Wall Street builds case for year-end stock rally

October 17 01:31 2015

After the stock market’s first 10% drop in four years in late summer and fall rebound that followed, a growing number of Wall Street pros are making the case for a year-end rally. “The planks for a year-end rally may be falling into place,” says John Stoltzfus, chief investment strategist at Oppenheimer, adding that he thinks there’s a chance the market can make new highs by the end of 2015.635594119943931322-AP-FINANCIAL-MARKETS-WALL-STREET-70748234 (1)

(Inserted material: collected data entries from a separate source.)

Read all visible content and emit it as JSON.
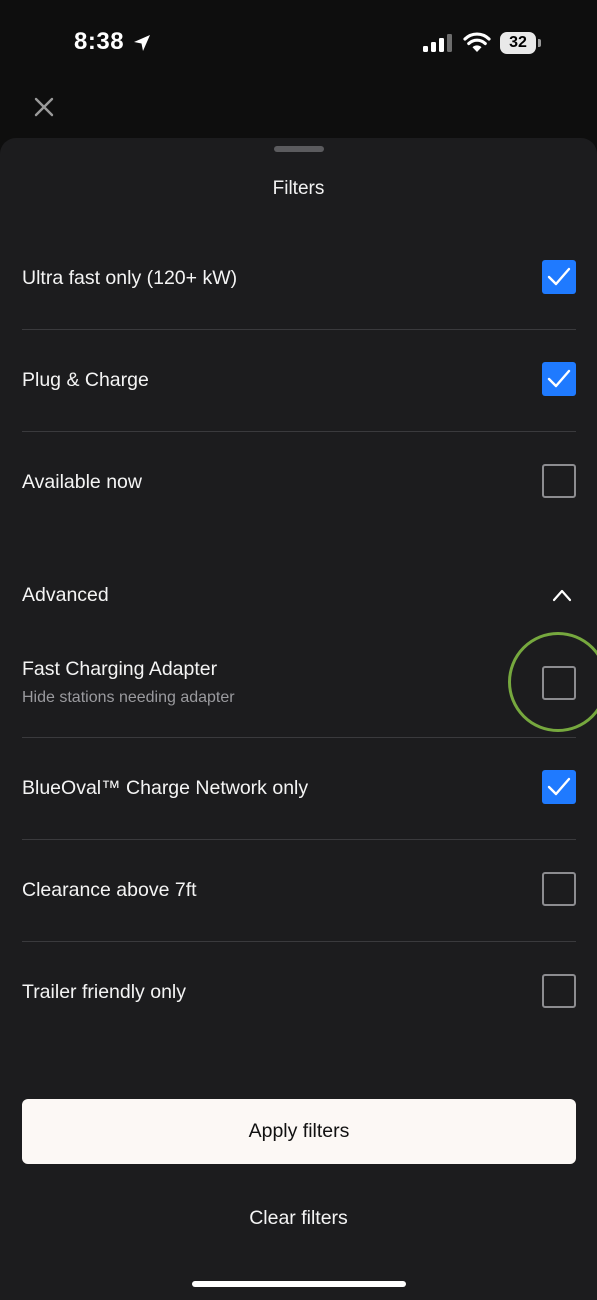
{
  "status_bar": {
    "time": "8:38",
    "battery": "32",
    "location_icon": "location-arrow-icon",
    "signal_icon": "cellular-signal-icon",
    "wifi_icon": "wifi-icon"
  },
  "header": {
    "close_icon": "close-icon",
    "title": "Filters"
  },
  "filters": [
    {
      "label": "Ultra fast only (120+ kW)",
      "checked": true
    },
    {
      "label": "Plug & Charge",
      "checked": true
    },
    {
      "label": "Available now",
      "checked": false
    }
  ],
  "advanced": {
    "label": "Advanced",
    "expanded": true,
    "icon": "chevron-up-icon",
    "items": [
      {
        "label": "Fast Charging Adapter",
        "sublabel": "Hide stations needing adapter",
        "checked": false,
        "highlighted": true
      },
      {
        "label": "BlueOval™ Charge Network only",
        "checked": true
      },
      {
        "label": "Clearance above 7ft",
        "checked": false
      },
      {
        "label": "Trailer friendly only",
        "checked": false
      }
    ]
  },
  "actions": {
    "apply_label": "Apply filters",
    "clear_label": "Clear filters"
  },
  "colors": {
    "accent": "#1f7aff",
    "sheet_background": "#1c1c1e",
    "highlight_ring": "#76a83e",
    "apply_button": "#fcf8f5"
  }
}
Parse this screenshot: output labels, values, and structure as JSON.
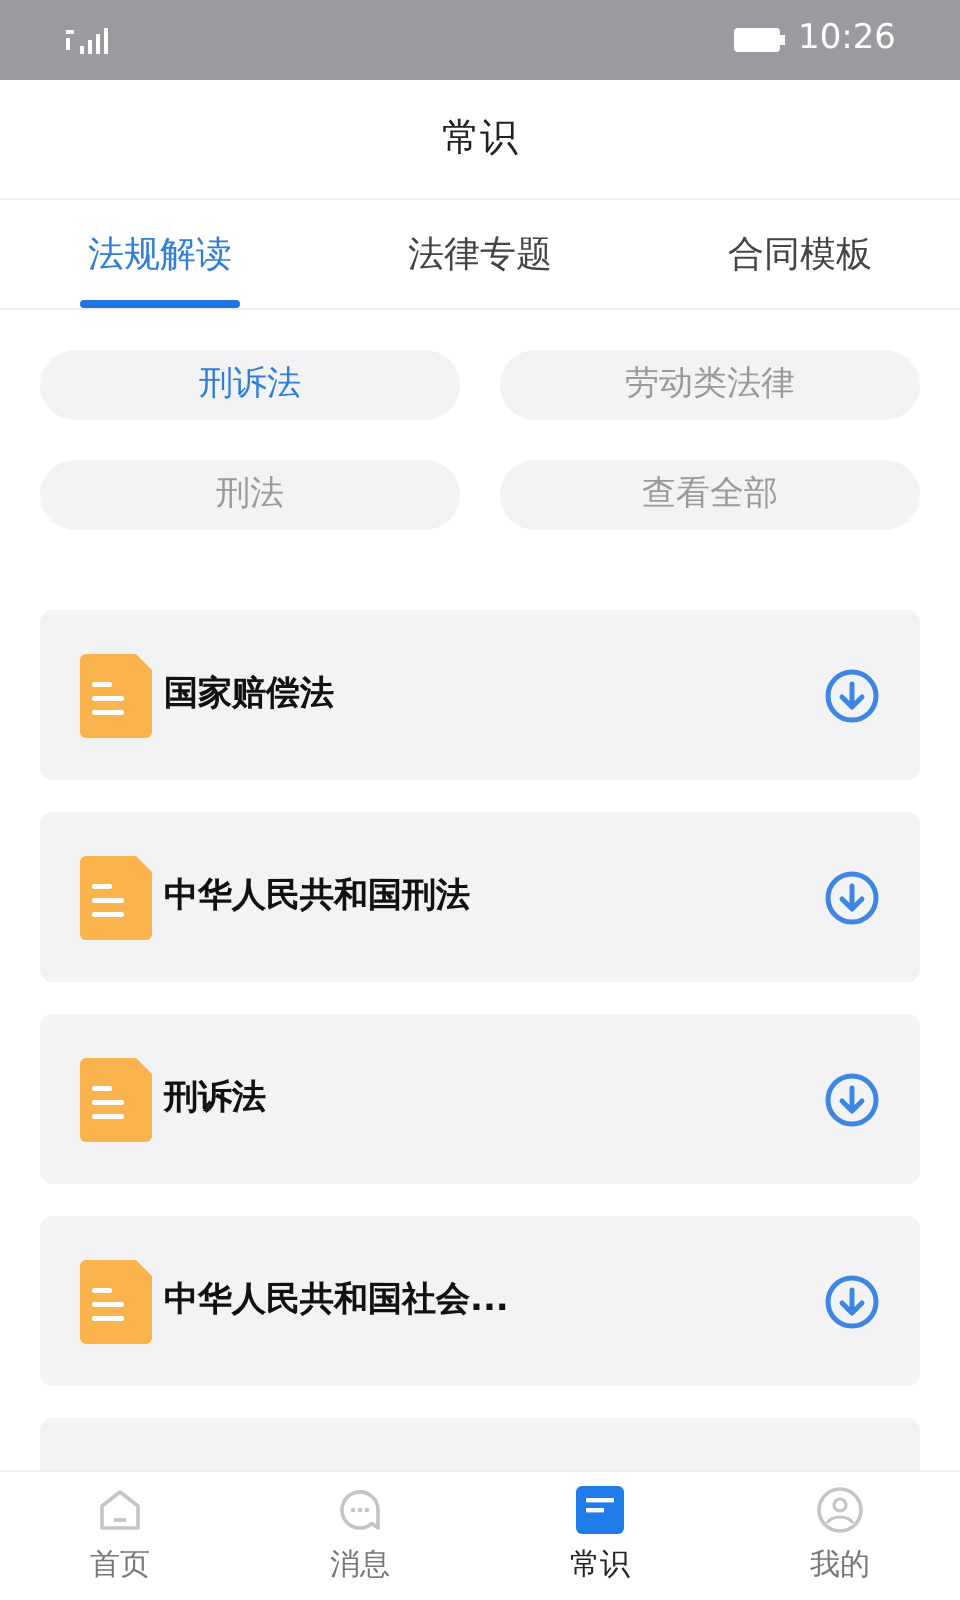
{
  "status_bar": {
    "time": "10:26"
  },
  "header": {
    "title": "常识"
  },
  "tabs": [
    {
      "label": "法规解读",
      "selected": true
    },
    {
      "label": "法律专题",
      "selected": false
    },
    {
      "label": "合同模板",
      "selected": false
    }
  ],
  "filters": [
    {
      "label": "刑诉法",
      "selected": true
    },
    {
      "label": "劳动类法律",
      "selected": false
    },
    {
      "label": "刑法",
      "selected": false
    },
    {
      "label": "查看全部",
      "selected": false
    }
  ],
  "documents": [
    {
      "title": "国家赔偿法"
    },
    {
      "title": "中华人民共和国刑法"
    },
    {
      "title": "刑诉法"
    },
    {
      "title": "中华人民共和国社会..."
    }
  ],
  "bottom_nav": [
    {
      "label": "首页",
      "kind": "home",
      "selected": false
    },
    {
      "label": "消息",
      "kind": "message",
      "selected": false
    },
    {
      "label": "常识",
      "kind": "knowledge",
      "selected": true
    },
    {
      "label": "我的",
      "kind": "profile",
      "selected": false
    }
  ]
}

Back in late August when the Standard & Poor’s 500 was down more than 12% from its May peak and the Dow Jones industrial was staring at a nearly 15% correction, there was talk of a looming bear market — not a year-end rally. But the stock market’s ability to stay above its scary summer lows and subsequent 8.4% rally off its 2015 trough now has investors viewing the outlook for stocks in a more positive light. Thursday’s big rally, which saw the Dow Jones industrial average soar 217 points and the S&P 500 jump 1.5% to 2023.86, leaving it just 5% off its May peak and down 1.7% for the year, gave credence to the bullish storyline.

The S&P 500 rally continued Friday. In early trading the broad U.S. stock gauge was 0.2% higher. “What makes (the year-end rally) happen,” says Stoltzfus, is the belief that “2016 will be a less harsh year.” Adding to the bullishness: Many of the headwinds that sparked the U.S. stock market’s biggest swoon since 2011 are no longer weighing down the market like they did earlier this year, says Don Luskin, chief investment officer at TrendMacro. “The big August correction was caused by the strong dollar, collapsing oil prices, a scary slowdown in China, and a Fed that seemed determined to hike rates despite it all,” says Luskin. “Every risk factor driving the big correction has reversed for the better now.”

Wall Street now doesn’t see an interest rate hike from the Federal Reserve until March 2016, as inflation has yet to show any signs of overheating at a time when recent economic data has come in a tad weak. Also giving investors courage to buy stocks is the fact that the triggers that normally cause bear markets, or market declines of 20% or more, are not visible. “When you look at things that cause bear markets, things like overvaluation or signs of recession, we don’t see any of that,” says Saira Malik, head of global portfolio management at TIAA-CREF. Nor does Malik see China suffering a severe economic slowdown.